Last refreshed: 9 April 2026
What happens to Iranian oil sales if OFAC lets General License U expire on 19 April?
- What is OFAC General License U?
- General License U (GL-U) is the first OFAC authorisation ever issued permitting Iranian crude oil sales. It was issued as part of the April 2026 Iran Ceasefire framework and expires on 19 April 2026.Source: OFAC / Lowdown update 63
- What happens if General License U expires?
- If OFAC does not renew GL-U before 19 April 2026, the legal basis for Iranian crude sales under US sanctions law lapses automatically, effectively reinstating the pre-Ceasefire maximum pressure sanctions regime without any new executive action.Source: OFAC / Lowdown update 63
- Has the US ever allowed Iranian oil sales before General License U?

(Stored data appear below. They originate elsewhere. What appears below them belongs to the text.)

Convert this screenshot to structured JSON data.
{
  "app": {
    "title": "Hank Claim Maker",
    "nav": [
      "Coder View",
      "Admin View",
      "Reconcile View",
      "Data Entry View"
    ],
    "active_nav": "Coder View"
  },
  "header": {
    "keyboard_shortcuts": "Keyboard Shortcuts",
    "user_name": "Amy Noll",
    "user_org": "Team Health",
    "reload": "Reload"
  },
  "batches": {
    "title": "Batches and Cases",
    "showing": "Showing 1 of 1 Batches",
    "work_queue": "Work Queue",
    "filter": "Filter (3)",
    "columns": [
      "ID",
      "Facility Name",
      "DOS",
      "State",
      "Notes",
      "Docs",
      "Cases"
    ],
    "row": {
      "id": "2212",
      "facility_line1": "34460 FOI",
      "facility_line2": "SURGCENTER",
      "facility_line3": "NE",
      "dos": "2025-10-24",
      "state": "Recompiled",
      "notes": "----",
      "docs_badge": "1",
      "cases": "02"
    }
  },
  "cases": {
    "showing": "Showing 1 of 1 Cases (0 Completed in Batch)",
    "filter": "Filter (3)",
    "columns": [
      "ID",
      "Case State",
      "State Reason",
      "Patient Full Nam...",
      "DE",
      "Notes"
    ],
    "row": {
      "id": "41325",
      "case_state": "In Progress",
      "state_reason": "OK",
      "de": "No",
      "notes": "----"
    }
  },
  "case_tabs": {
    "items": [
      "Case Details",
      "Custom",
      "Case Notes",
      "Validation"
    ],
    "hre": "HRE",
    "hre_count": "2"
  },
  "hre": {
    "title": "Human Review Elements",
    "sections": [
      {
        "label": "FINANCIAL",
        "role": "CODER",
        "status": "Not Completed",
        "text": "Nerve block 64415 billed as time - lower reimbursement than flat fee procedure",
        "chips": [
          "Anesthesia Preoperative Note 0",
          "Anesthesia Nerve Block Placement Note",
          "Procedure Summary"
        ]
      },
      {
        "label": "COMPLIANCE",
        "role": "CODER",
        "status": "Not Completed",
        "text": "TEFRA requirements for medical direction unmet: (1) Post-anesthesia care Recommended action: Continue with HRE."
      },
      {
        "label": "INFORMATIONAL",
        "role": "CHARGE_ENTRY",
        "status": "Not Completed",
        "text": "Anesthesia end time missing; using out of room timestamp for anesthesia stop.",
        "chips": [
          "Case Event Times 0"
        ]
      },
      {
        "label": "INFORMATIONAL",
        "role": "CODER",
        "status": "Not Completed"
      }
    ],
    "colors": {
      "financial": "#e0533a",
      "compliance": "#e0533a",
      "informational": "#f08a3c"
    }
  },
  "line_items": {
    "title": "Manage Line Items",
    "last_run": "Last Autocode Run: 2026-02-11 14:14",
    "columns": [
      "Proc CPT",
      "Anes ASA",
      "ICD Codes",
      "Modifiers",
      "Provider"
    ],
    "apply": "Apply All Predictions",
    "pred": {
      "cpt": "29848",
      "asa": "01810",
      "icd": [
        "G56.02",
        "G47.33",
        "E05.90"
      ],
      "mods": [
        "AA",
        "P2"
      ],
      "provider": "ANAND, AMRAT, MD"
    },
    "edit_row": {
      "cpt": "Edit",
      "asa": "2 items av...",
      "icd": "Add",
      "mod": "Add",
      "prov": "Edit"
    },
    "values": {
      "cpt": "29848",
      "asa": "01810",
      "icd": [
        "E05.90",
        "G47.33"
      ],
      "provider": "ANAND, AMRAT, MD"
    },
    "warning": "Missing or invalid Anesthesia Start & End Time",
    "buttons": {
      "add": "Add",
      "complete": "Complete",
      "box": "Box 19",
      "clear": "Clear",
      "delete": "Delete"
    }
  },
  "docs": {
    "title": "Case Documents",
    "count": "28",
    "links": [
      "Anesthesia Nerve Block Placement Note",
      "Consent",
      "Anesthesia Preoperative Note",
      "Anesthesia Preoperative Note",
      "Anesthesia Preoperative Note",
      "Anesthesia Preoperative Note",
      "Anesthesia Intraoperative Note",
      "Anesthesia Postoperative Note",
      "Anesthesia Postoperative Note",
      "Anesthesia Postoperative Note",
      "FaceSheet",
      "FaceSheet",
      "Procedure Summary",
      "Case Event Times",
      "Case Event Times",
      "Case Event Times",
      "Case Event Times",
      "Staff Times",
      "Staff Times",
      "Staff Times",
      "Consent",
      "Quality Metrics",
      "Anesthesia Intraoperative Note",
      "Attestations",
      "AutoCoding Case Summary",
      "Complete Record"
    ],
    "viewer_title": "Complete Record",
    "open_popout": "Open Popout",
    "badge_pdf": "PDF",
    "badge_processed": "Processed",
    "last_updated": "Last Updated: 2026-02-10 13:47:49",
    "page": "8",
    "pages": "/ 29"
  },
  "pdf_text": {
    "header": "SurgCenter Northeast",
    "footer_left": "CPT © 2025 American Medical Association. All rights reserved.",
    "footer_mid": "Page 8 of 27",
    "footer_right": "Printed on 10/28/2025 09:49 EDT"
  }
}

- No. GL-U is the first OFAC general licence ever issued for Iranian crude oil sales. Previous waivers were granted on an individual country-by-country basis and were phased out under the maximum pressure policy introduced in 2018.Source: OFAC
Background
General License U (GL-U) is the first OFAC general licence ever issued authorising Iranian crude oil sales, introduced as part of the US-brokered Ceasefire framework in April 2026. It expires on 19 April 2026, eleven days into the Ceasefire window, creating an immediate expiry cliff for oil markets and Ceasefire diplomacy simultaneously. No renewal signal had emerged as of 9 April. Without renewal, the legal basis for Iranian crude sales under US sanctions law would lapse, potentially reversing any tanker traffic normalisation that had occurred during the ceasefire period.
General licences under OFAC typically authorise categories of transactions that would otherwise violate US sanctions, without requiring individual case-by-case approval. GL-U's novel application to Iranian crude sales represents a significant departure from the maximum pressure sanctions architecture that has governed Iran policy since 2018. Its issuance through OFAC rather than by executive order or legislation reflects the administration's preference for a reversible, administratively controlled mechanism rather than a durable statutory change.
The 19 April expiry date means that GL-U functions as a structural enforcement mechanism for Ceasefire compliance: if Iran's behaviour during the initial Ceasefire window is deemed unsatisfactory, the US can allow the licence to lapse without any new executive action, effectively reimposing the pre-Ceasefire sanctions regime automatically. Markets and tanker operators were pricing in significant uncertainty about whether GL-U would be renewed, which partly explained the zero-tanker transit count on Ceasefire Day 1 documented by Kpler.